The words hurled from my mouth and landed on Caleb like a slap. His little face crumpled, and he ran.
We needed a break.
I shrugged off my soured robe, pulled on jeans, and buckled Hannah into her stroller. I knocked on Caleb’s door.
“Let’s go to the park.”
He came out reluctantly, biting on his lower lip.
We didn’t speak as we walked, and at the park, he went silently to the swings. I pushed him, feeling remorseful, but he lost interest quickly and headed to explore the trees nearby. Keeping an eye on him – Hannah was finally asleep – I listened to the birds, a droning bee, and the wind. A butterfly drifted by.

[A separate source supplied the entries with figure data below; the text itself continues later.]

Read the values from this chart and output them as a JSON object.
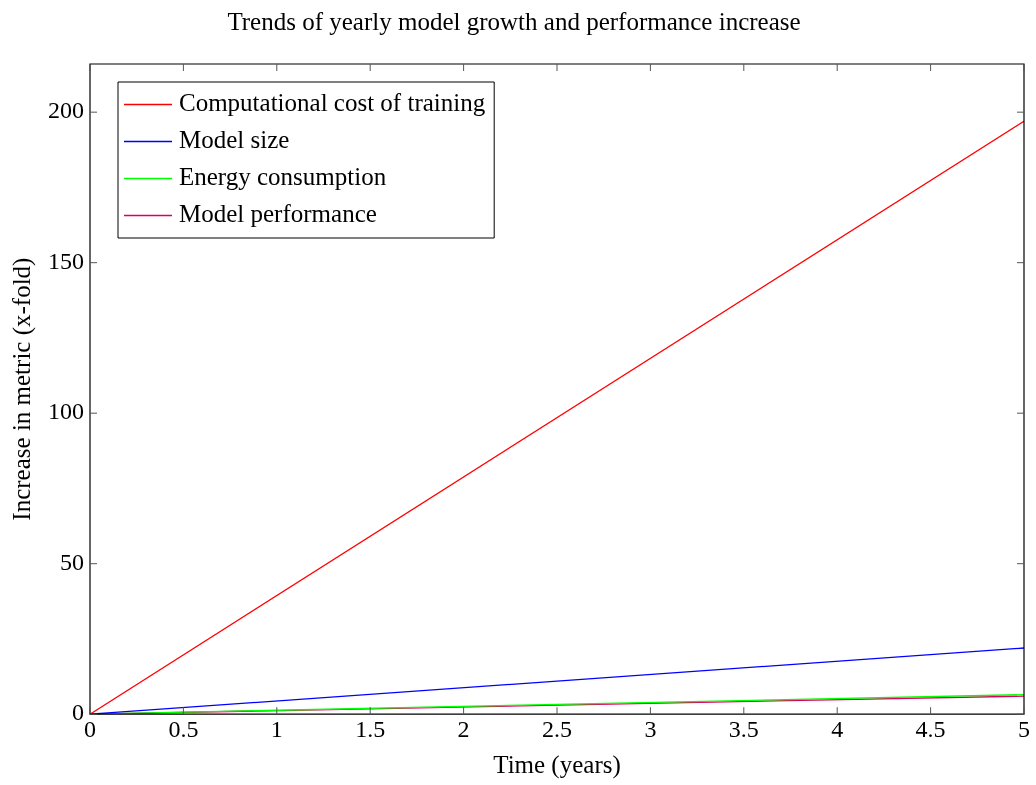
{
  "chart_data": {
    "type": "line",
    "title": "Trends of yearly model growth and performance increase",
    "xlabel": "Time (years)",
    "ylabel": "Increase in metric (x-fold)",
    "x": [
      0,
      5
    ],
    "series": [
      {
        "name": "Computational cost of training",
        "color": "#ff0000",
        "values": [
          0,
          197
        ]
      },
      {
        "name": "Model size",
        "color": "#0000ff",
        "values": [
          0,
          22
        ]
      },
      {
        "name": "Energy consumption",
        "color": "#00ff00",
        "values": [
          0,
          6.5
        ]
      },
      {
        "name": "Model performance",
        "color": "#e0005a",
        "values": [
          0,
          6
        ]
      }
    ],
    "xlim": [
      0,
      5
    ],
    "xticks": [
      0,
      0.5,
      1,
      1.5,
      2,
      2.5,
      3,
      3.5,
      4,
      4.5,
      5
    ],
    "ylim": [
      0,
      216
    ],
    "yticks": [
      0,
      50,
      100,
      150,
      200
    ],
    "grid": false,
    "legend": "top left",
    "marker": "none",
    "line_style": "solid"
  }
}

In the peace, God spoke into my heart.
What is your purpose, you ask. Look at the butterfly. Hear the bees? See the flowers? What is their purpose?
Butterflies and bees pollinate. Flowers make fruit.
Do they know what they are doing?
No, they are just looking for nectar. They have no idea they’re pollinating. They are just being butterflies. Just being bees. Flowers just... are.
Do you see? You desire a grand purpose for your life, but all I want is for you to be. Love Caleb. Love Hannah. Be you. My Whole and Holy Purpose is hidden from you, just as it is hidden from the bee.
My wretched day dawned again with a new light. Hannah’s gentle breathing and Caleb’s laughter became a symphony, and suddenly, soured milk was an elixir as sweet as honey. I would embrace being their mother, being me, and just do the things that would draw nectar from each day.
And let God take care of the Design and Purpose that I can’t see.